Following on from this, the second session I attended considered what would make  the ideal API for a cultural organisation.  Here we seemed to be back in ‘If we build it, will they come?‘ territory, or to be more precise, ‘If we release open data, what do we expect developers to do with it?’.  Indeed, I agree, it would be very useful to know what use has been made of existing cultural sector APIs and datasets made available, such as that provided by the V&A Museum, or, to give an archives example, what use has been made of the NARA catalogue data that has been made available for download?  As a non-geek archivist (albeit with geek-like tendencies), I also freely admit I do not altogether understand what data formats are optimal to maximise potential for re-use, nor do the developer community seem to articulate clearly what ‘open data’ might mean in practical terms.

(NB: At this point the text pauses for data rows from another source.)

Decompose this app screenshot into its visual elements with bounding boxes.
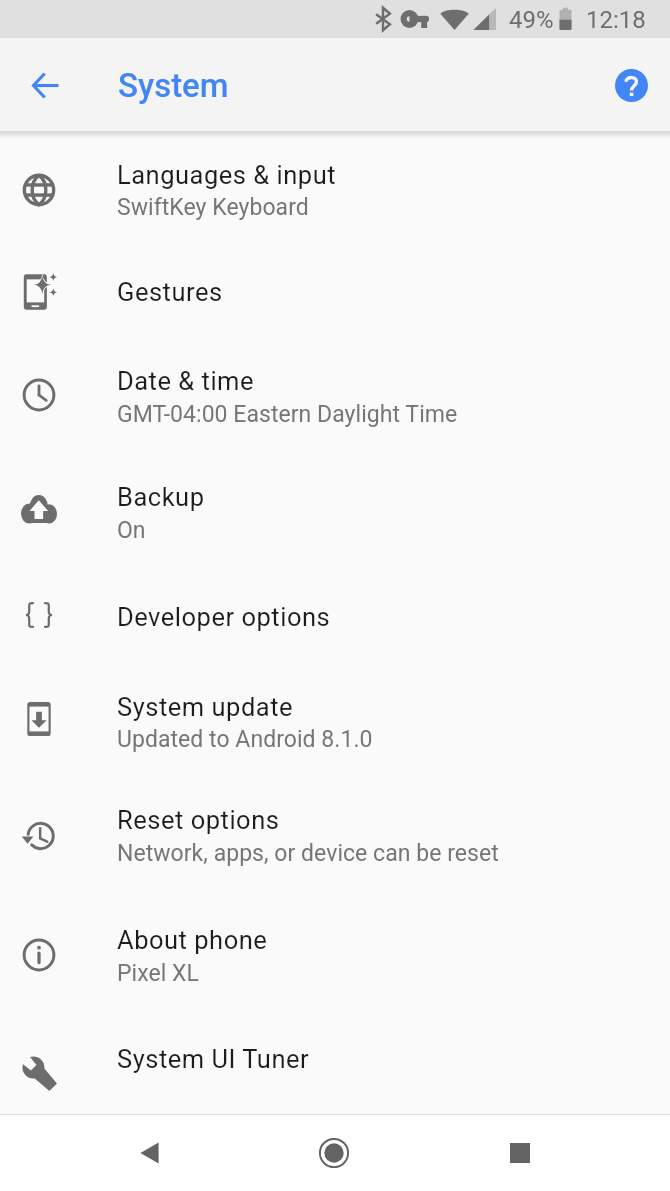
staticText: On — [117, 517, 146, 544]
button[interactable]: Recent apps — [490, 1123, 550, 1183]
button[interactable]: Reset options — [0, 779, 670, 895]
button[interactable]: System update — [0, 667, 670, 779]
staticText: System update — [117, 692, 294, 722]
staticText: System — [118, 66, 229, 105]
staticText: Developer options — [117, 602, 331, 632]
button[interactable]: Navigate up — [21, 61, 69, 109]
staticText: Reset options — [117, 805, 280, 835]
staticText: SwiftKey Keyboard — [117, 194, 309, 221]
staticText: Pixel XL — [117, 960, 199, 987]
staticText: 12:18 — [586, 6, 646, 34]
staticText: Languages & input — [117, 160, 337, 190]
staticText: Backup — [117, 482, 205, 512]
button[interactable]: System UI Tuner — [0, 1012, 670, 1114]
staticText: 49% — [509, 6, 554, 34]
staticText: About phone — [117, 925, 268, 955]
button[interactable]: Gestures — [0, 243, 670, 342]
button[interactable]: Developer options — [0, 568, 670, 667]
staticText: Updated to Android 8.1.0 — [117, 726, 373, 753]
button[interactable]: Languages & input — [0, 131, 670, 243]
button[interactable]: Help — [609, 63, 653, 107]
staticText: System UI Tuner — [117, 1044, 310, 1074]
button[interactable]: Home — [304, 1123, 364, 1183]
staticText: Date & time — [117, 366, 255, 396]
button[interactable]: About phone — [0, 895, 670, 1012]
staticText: GMT-04:00 Eastern Daylight Time — [117, 401, 458, 428]
button[interactable]: Backup — [0, 454, 670, 568]
button[interactable]: Back — [119, 1123, 179, 1183]
button[interactable]: Date & time — [0, 342, 670, 454]
staticText: Gestures — [117, 277, 223, 307]
staticText: Network, apps, or device can be reset — [117, 840, 499, 867]
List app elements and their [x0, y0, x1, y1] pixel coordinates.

Finally, at the end of the afternoon, we came to the hack presentations.  I was slightly disappointed that only two of the creations (HMRC Artworks and LandingZone) made any use of actual cultural content (as opposed to information about special events or the geographical locations of cultural organisations).  Nor, as far as I know, was any use made of archives sector data (although I do not know what data was provided, and it may be that there was no suitable archive data to hand).  So the hackers had maybe breathed new life into the discoverability of collections, whereas the real promise of user-led innovation in the cultual sector, it seems to me, is to enhance meaning and understanding of collections.  However, I left thinking that a hackday with archival data could prove an interesting experiment – and something of a technical challenge, presumably, given the contextual richness and complexity of archival catalogue data, in comparison to the discrete object record of the typical museum or library catalogue.

Incidentally, for an alternative view of the same sessions, Brian Kelly has written up his impressions of the day here and here (I have similar thoughts about Saturday events!).